Agreed. I took a look for about 30 seconds, then came here to say the same thing.
EVERY site should have a single sentence (at the least) with a concise, non-jargony explanation of what it is. You can't just assume.
When I saw someone mention the Favicon I went back and got it :) I think the problem I really had was that I read your "example" but it made no sense since I couldn't see any of the character boxes until I typed in the number of characters.
I've added a tagline now. I didn't have one before because before I launched it on a domain name I had a much more obvious name for the site which would need a tagline much less.

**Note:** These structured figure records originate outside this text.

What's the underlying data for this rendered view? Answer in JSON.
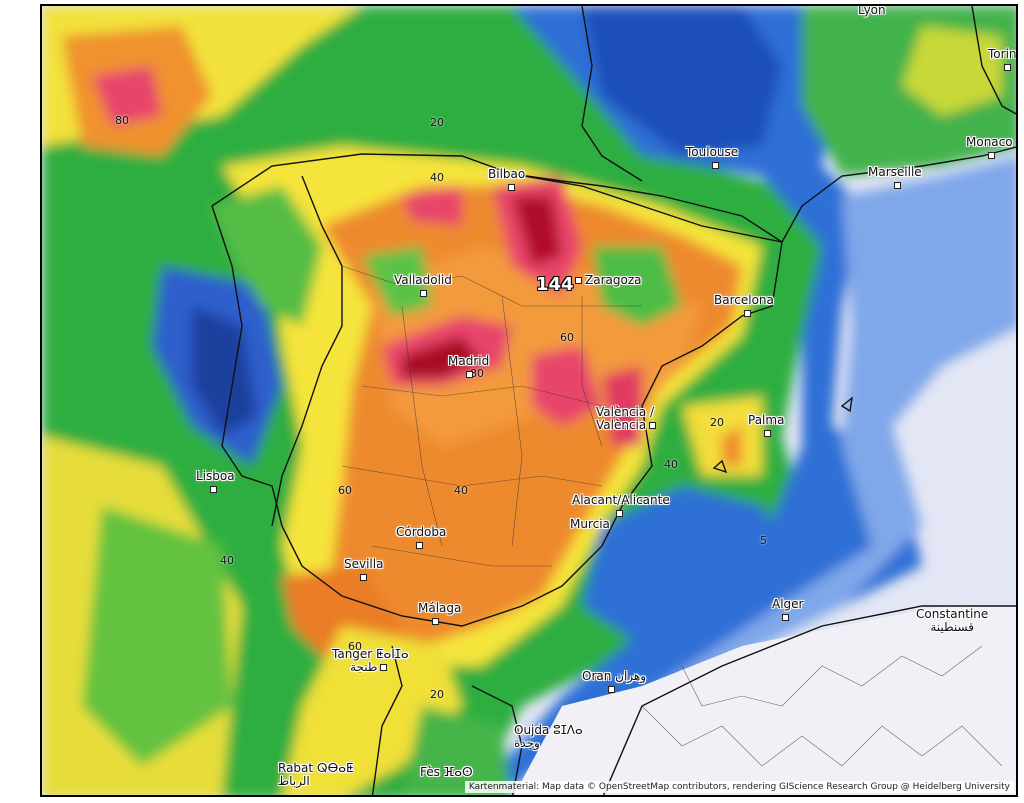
{
  "attribution": "Kartenmaterial: Map data © OpenStreetMap contributors, rendering GIScience Research Group @ Heidelberg University",
  "max_value": "144",
  "cities": [
    {
      "key": "bilbao",
      "label": "Bilbao"
    },
    {
      "key": "valladolid",
      "label": "Valladolid"
    },
    {
      "key": "zaragoza",
      "label": "Zaragoza"
    },
    {
      "key": "barcelona",
      "label": "Barcelona"
    },
    {
      "key": "madrid",
      "label": "Madrid"
    },
    {
      "key": "valencia",
      "label": "València /\nValència"
    },
    {
      "key": "palma",
      "label": "Palma"
    },
    {
      "key": "lisboa",
      "label": "Lisboa"
    },
    {
      "key": "alicante",
      "label": "Alacant/Alicante"
    },
    {
      "key": "murcia",
      "label": "Murcia"
    },
    {
      "key": "cordoba",
      "label": "Córdoba"
    },
    {
      "key": "sevilla",
      "label": "Sevilla"
    },
    {
      "key": "malaga",
      "label": "Málaga"
    },
    {
      "key": "tanger",
      "label": "Tanger ⵟⴰⵏⵊⴰ\nطنجة"
    },
    {
      "key": "oran",
      "label": "Oran وهران"
    },
    {
      "key": "oujda",
      "label": "Oujda ⵓⵊⴷⴰ\nوجدة"
    },
    {
      "key": "rabat",
      "label": "Rabat ⵕⴱⴰⵟ\nالرباط"
    },
    {
      "key": "fes",
      "label": "Fès ⴼⴰⵙ"
    },
    {
      "key": "alger",
      "label": "Alger"
    },
    {
      "key": "constantine",
      "label": "Constantine\nقسنطينة"
    },
    {
      "key": "toulouse",
      "label": "Toulouse"
    },
    {
      "key": "marseille",
      "label": "Marseille"
    },
    {
      "key": "monaco",
      "label": "Monaco"
    },
    {
      "key": "lyon",
      "label": "Lyon"
    },
    {
      "key": "torino",
      "label": "Torin"
    }
  ],
  "contour_labels": [
    "80",
    "20",
    "40",
    "60",
    "80",
    "20",
    "40",
    "60",
    "40",
    "40",
    "20",
    "5",
    "60",
    "20"
  ]
}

I've clearly learned something by all your feedback. It used to have a more obvious name before that I couldn't use because of domain name real estate. I had to change to Crosstips but didn't pad it with more explanation of what it does.
Plus having stared at it so much myself I got "home blind".
But most of the complaints say it needs to be more explicit because they didn't realize it was a crosswords tool, which inherently means they DID realize it was a crosswords tool.
I don't think it would be all that useful for scrabble. For that you would have to be able to input random letters and get words out.
I didn't, however, have any difficulty figuring out what the site was for (the name and the icon made it fairly clear I thought). The "crossword puzzle" metaphor could have been incorporated a bit more in the design, maybe.
Well, Google does not explain what their search is for; why should you have to? Considering it is a niche market for folks that want to solve crossword puzzles, and you had enough people talk about it with each other, you could keep the front page non-descriptive. It is a destination site that people will visit when they know about what it does.
I wouldn't want to see a slogan every time I visited the site, anyways.